Kemudian, kewajiban pemegang saham terhadap perseroan adalah menyetor sejumlah saham dan bertanggung jawab atas kerugian PT sebatas nilai saham yang dimilikinya. Selain itu, pemegang saham juga memiliki kewajiban untuk menyelenggarakan RUPS tahunan.
Praktik permasalahan mengenai kewajiban dari pemegang saham sering kali diabaikan dan dilalaikan sehingga menimbulkan permasalahan dalam perseroan maupun dari pemegang saham itu sendiri. Kelalaian tersebut yaitu seperti melakukan penyetoran modal pada saat pendirian perseroan.
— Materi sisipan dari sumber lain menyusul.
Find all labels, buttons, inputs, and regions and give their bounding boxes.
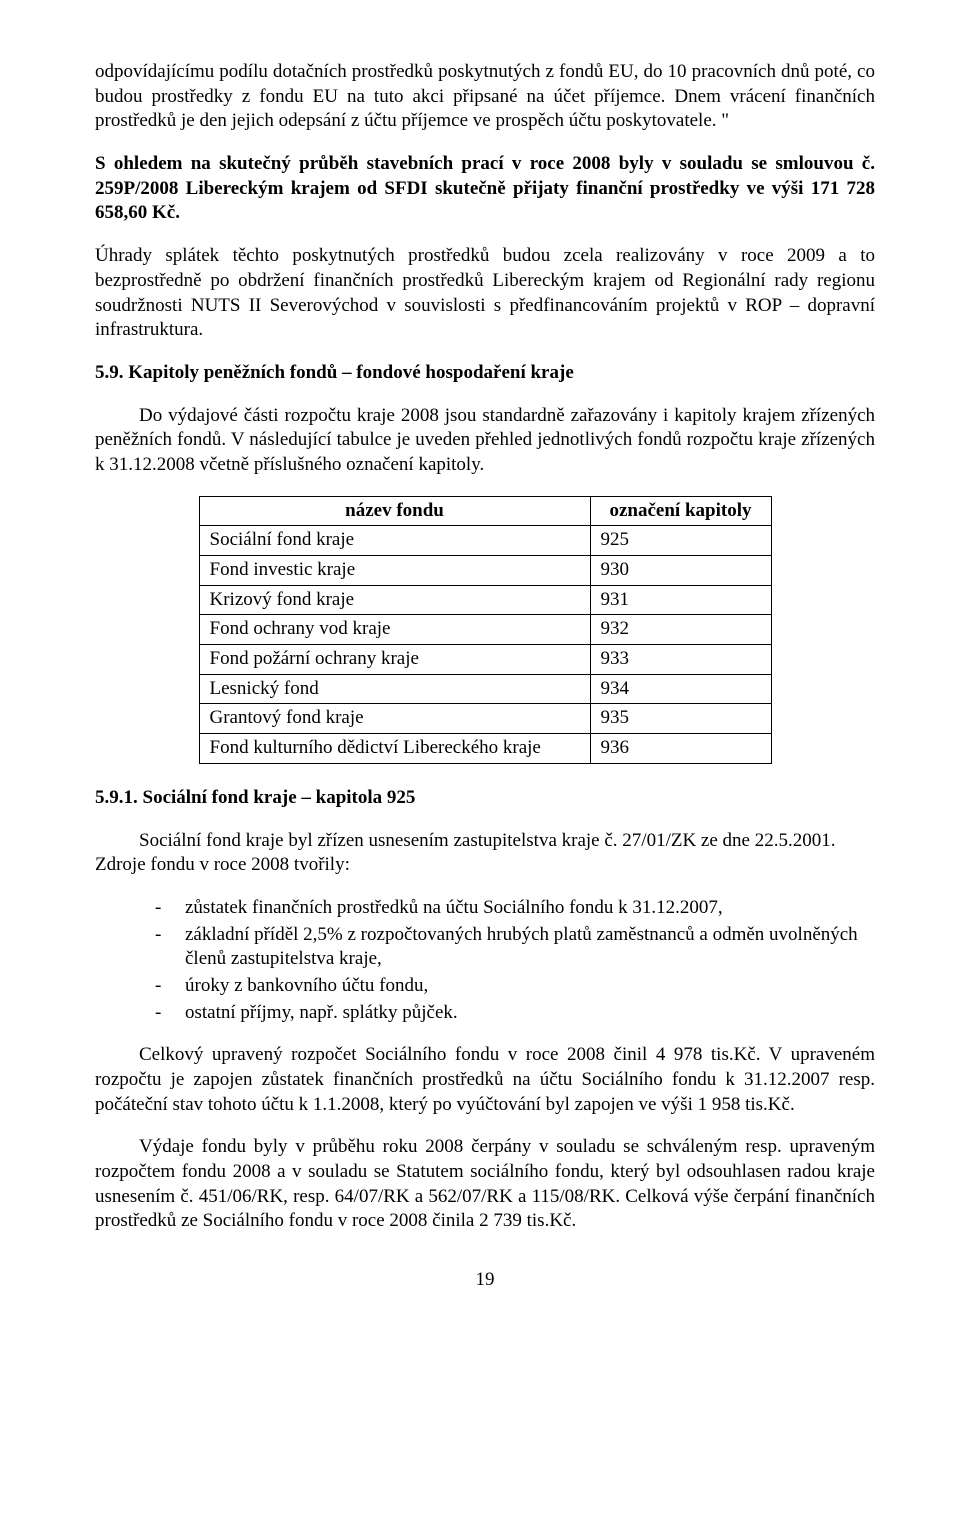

Ketika perseroan sudah sah berbadan hukum dan memiliki rekening perseroan, sering kali pemegang saham tidak melakukan penyetoran yang sesuai. Misalnya, pemegang saham menyetor lebih dari nilai nominal saham yang mana selisihnya dijadikan sebagai utang pemegang saham (shareholders loan).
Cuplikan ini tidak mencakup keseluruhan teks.